Son zamanlarda bir krizdir dolanıyor ortada. Herkes mutsuz, bir şeylere yetişme çabası içresinde. Benim kalbimdeyse başka bir kriz. Yeni bir yıla girdik yine binlerce barış dileği tutarak. Ve ertesi gün yani 1 Ocak! Otobüsün radyosunda haber duyuyorum, Ankara'da doğal gaz kaçağından yedi gencin öldüğünü söylüyor haber. Varıyorum eve televizyonda bir şarlatan açıklama yapıyor: İçerideki vaziyet çok kötü. Gençler ikişerli gruplar halinde yarıçıplak bir vaziyette bulundurlar." Aman ne güzel. Tamam öldüler de adamlar çıplaktı napalım içeride fuhuş çetesi vardı öldüler diye arkalarından ağlayacak değiliz ya. Zaten sallandırmak lazım böylelerini.

Ne yaptı bu insanlar? Hemen söylüyorum : Yıl başı gecesi bakanları görevini yapamayınca, suçu atacak insan da bulamayınca saçmalayan bir ülkenin başkentinin bir apartman dairesinde kendi aralarında eğlendiler. Çıplaklar mıydı giyinikler miydi orası beni ilgilendirmez.
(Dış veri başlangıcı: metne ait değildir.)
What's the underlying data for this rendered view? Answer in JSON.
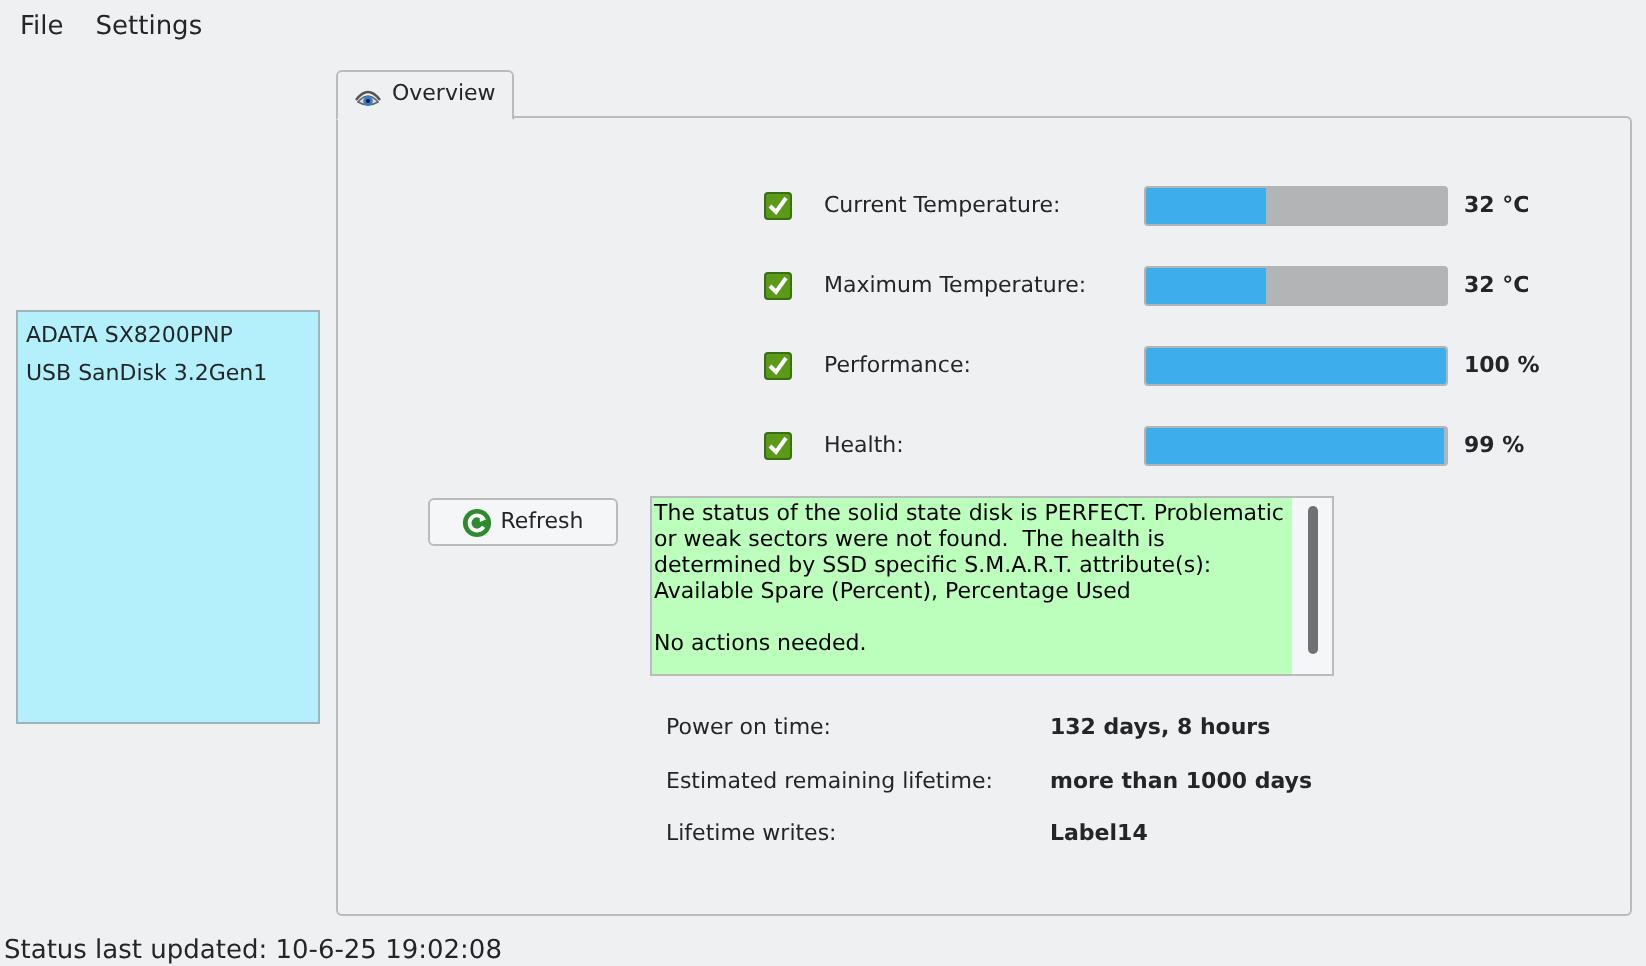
{
  "menu": [
    "File",
    "Settings"
  ],
  "devices": [
    {
      "label": "ADATA SX8200PNP"
    },
    {
      "label": "USB SanDisk 3.2Gen1"
    }
  ],
  "tabs": [
    {
      "label": "Overview",
      "selected": true
    }
  ],
  "metrics": [
    {
      "label": "Current Temperature:",
      "checked": true,
      "level": 0.4,
      "reading": "32 °C"
    },
    {
      "label": "Maximum Temperature:",
      "checked": true,
      "level": 0.4,
      "reading": "32 °C"
    },
    {
      "label": "Performance:",
      "checked": true,
      "level": 1.0,
      "reading": "100 %"
    },
    {
      "label": "Health:",
      "checked": true,
      "level": 0.99,
      "reading": "99 %"
    }
  ],
  "refresh_button": "Refresh",
  "status_message": {
    "paragraphs": [
      "The status of the solid state disk is PERFECT. Problematic or weak sectors were not found.  The health is determined by SSD specific S.M.A.R.T. attribute(s): Available Spare (Percent), Percentage Used",
      "No actions needed."
    ]
  },
  "details": [
    {
      "label": "Power on time:",
      "value": "132 days, 8 hours"
    },
    {
      "label": "Estimated remaining lifetime:",
      "value": "more than 1000 days"
    },
    {
      "label": "Lifetime writes:",
      "value": "Label14"
    }
  ],
  "status_bar": "Status last updated: 10-6-25 19:02:08"
}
Babam hep "Sen bu ülkenin geleceğisin." derdi. Onlar da öyleydi. Şimdi yedi kişi eksildik. Peki geleceğimizden yedi kişi çalan ve hala aynı hızla devam edip kendi yaptığı ahlaksızlıktan utanmayarak çocukların üstünde ne olduğu tartışma konusu yapan bu adam ne? O tanımsız. Çünkü geçmiş, şimdi ya da gelecek olması böyle birinin onun yaşadığı ülkeyi yakıp küllerini rüzgara savurmaktır.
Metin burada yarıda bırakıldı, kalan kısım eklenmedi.